Suddenly, a column of blue light fell out of the sky, and surrounded our position. The hairs on the back of my neck stood up, and I suddenly felt lighter… which made sense, since the four of us seemed to be levitating off the ground. Only Chris seemed to be used to this, as he was looking up with an unconcerned smile.
It wasn’t until I felt the familiar pulling sensation deep in the pit of my gut that I realized what was happening: there was a bit more pomp and circumstance to it, but we were definitely getting teleported up to something. It didn’t feel quite the same as the Big Empty tele-
-port. Wait… that was – okay! So, that was a whole lot smoother and a whole lot faster that I’m used to!

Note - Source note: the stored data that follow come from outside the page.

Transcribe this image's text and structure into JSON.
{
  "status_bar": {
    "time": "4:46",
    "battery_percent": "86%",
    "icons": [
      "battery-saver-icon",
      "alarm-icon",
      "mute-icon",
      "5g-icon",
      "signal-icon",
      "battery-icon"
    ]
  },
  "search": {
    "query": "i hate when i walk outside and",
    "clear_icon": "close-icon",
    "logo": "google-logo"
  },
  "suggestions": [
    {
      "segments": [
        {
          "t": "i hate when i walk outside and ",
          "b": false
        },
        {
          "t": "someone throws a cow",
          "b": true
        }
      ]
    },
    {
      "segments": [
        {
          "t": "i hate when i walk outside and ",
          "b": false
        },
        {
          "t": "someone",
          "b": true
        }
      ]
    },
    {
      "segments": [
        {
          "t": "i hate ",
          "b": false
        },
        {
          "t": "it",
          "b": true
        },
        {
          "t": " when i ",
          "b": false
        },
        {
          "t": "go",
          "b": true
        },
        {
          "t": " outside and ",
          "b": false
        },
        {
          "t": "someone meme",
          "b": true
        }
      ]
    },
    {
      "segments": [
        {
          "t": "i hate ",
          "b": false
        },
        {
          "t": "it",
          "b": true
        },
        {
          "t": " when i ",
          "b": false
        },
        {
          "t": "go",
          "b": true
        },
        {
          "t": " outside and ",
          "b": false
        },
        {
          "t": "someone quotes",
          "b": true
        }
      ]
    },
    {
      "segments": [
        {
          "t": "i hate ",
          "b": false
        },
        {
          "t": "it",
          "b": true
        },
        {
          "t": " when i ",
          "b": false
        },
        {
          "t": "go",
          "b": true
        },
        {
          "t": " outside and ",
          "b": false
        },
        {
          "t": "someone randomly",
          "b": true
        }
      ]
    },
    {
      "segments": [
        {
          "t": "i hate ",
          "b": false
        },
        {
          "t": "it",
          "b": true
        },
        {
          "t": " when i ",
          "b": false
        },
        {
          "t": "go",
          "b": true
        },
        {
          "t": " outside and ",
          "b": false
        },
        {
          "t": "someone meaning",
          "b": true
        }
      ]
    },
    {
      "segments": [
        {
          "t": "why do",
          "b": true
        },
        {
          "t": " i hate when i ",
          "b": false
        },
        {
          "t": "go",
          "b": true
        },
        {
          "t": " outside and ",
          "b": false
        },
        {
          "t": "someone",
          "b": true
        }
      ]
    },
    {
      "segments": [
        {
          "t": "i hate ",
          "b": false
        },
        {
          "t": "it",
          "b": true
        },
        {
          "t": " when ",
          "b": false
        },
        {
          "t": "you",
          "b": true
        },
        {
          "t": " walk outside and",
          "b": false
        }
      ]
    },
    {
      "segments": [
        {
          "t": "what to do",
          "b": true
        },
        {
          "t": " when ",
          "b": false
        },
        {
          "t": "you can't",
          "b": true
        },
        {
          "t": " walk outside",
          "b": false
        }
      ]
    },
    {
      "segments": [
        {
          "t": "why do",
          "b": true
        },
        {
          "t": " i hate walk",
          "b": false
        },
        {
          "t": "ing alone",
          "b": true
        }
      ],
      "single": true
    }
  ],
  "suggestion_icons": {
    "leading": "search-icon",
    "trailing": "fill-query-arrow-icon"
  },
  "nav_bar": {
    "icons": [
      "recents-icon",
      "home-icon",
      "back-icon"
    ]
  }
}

“The fuck?” I looked around, trying to get my bearings. Three of us were standing on a large circular platform, lit up from below by several strange orange disks. The walls all around us looked… chrome? Chris, meanwhile, had already stepped off the platform and was making his way to a nearby wall.
A curved wall. That’s odd. Of course, that wasn’t nearly as odd as how light I felt. I knew how much armor, weapons, and ammo I was carrying, but I felt stupendously light on my feet.
“Since you were so gracious as to let me into your house,” Chris said to me with a smile as I approached. “I thought it only fair to return the favor.”
“Where are we?” I asked. Chris pressed a round panel on the wall next to him; it glowed and hummed at his touch… and then the wall split apart, revealing a window. And outside?
“What th’ fuck?!” Cass shouted.
“Oh, wow.” Even Tuera sounded impressed.
I saw a large, curved horizon of brown, blue, and white stretching out below us, backed by an infinite curtain of stars, shining brighter than I’d ever seen before. I tried to quiet down the sense of overwhelming vertigo that desperately wanted me to start screaming hysterically. That… that was definitely Earth below us!
Space. We’re in SPACE! Holy fuck, we’re actually in space!
“Welcome to my home,” Chris said, beaming at us with the biggest shit-eating grin in the entire universe. “I give you… Mothership Zeta.”